The cabless, battery-electric “T-pod” vehicle, designed by technology startup Einride, began operating on the new route on May 15 as part of a pilot program with transportation firm DB Schenker.
The 23-foot cargo vehicle, which has no driver’s seat, pedals or steering wheel, will navigate traffic as it conducts daily freight runs at very low speeds along a 300-meter course between a warehouse and a truck terminal at DB Schenker’s facility in Jönköping. The route is in an industrial area, but includes a 100-meter section of road that also is used by other vehicles, Einride said.
“Autonomous trucks will become increasingly important for the logistics sector,” DB Schenker CEO Jochen Thewes said in a statement. “Together with Einride, we have now introduced autonomous, fully electric trucks to a continuous flow on a public road — a milestone in the transition to the transport system of tomorrow.”
The Swedish Transport Agency in March approved a permit that allows the T-pod to travel on the public road through the end of 2020.

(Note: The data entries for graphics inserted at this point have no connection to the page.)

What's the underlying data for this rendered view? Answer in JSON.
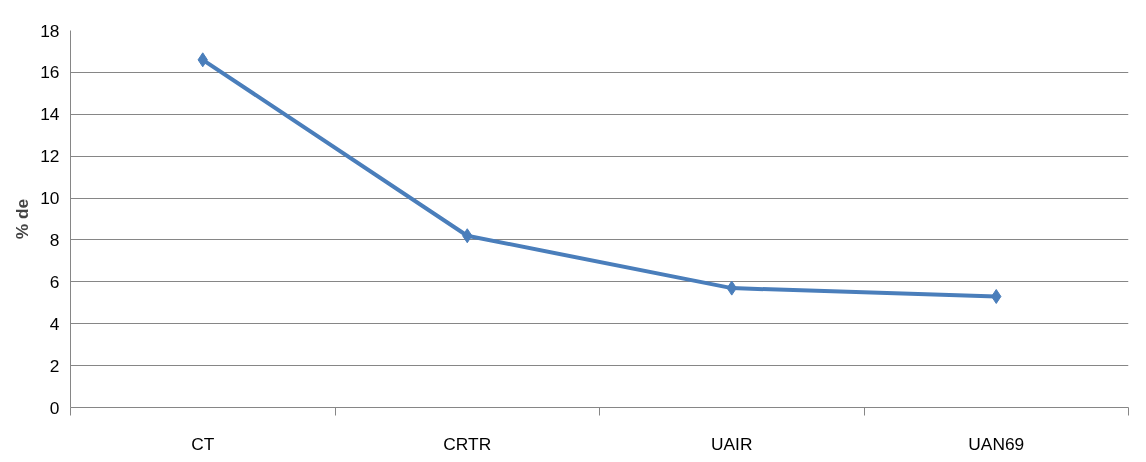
{
  "chart_data": {
    "type": "line",
    "ylabel": "% de",
    "categories": [
      "CT",
      "CRTR",
      "UAIR",
      "UAN69"
    ],
    "series": [
      {
        "color": "#4a7ebb",
        "values": [
          16.6,
          8.2,
          5.7,
          5.3
        ]
      }
    ],
    "ylim": [
      0,
      18
    ],
    "yticks": [
      0,
      2,
      4,
      6,
      8,
      10,
      12,
      14,
      16,
      18
    ],
    "grid": "y",
    "marker": "diamond",
    "line_style": "solid"
  }
}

The permit limits the vehicle’s speed to 5 kilometers per hour, or about 3 mph.
Robert Falck, Einride’s founder and CEO, also hailed the T-pod’s debut on the new route as a landmark moment in his company’s “movement to create a safe, efficient and sustainable transport solution, based on autonomous, electric vehicles.”
The T-pod can carry up to 15 pallets and uses onboard sensors and machine vision to track its surroundings.
Although Einride’s T-pods are unmanned, remote drivers monitor the self-driving vehicles and can take control if necessary.
Einride’s partnership with DB Schenker, formed in April 2018, includes the operation in Jönköping as well as an option for additional pilots internationally.
More than a year ago, Einride showcased its T-pod at the Transportation Research Board’s 2018 annual meeting in Washington.
The Stockholm-based company also has interest in potentially bringing its autonomous transport system to the North American market, Falck told Transport Topics at the time.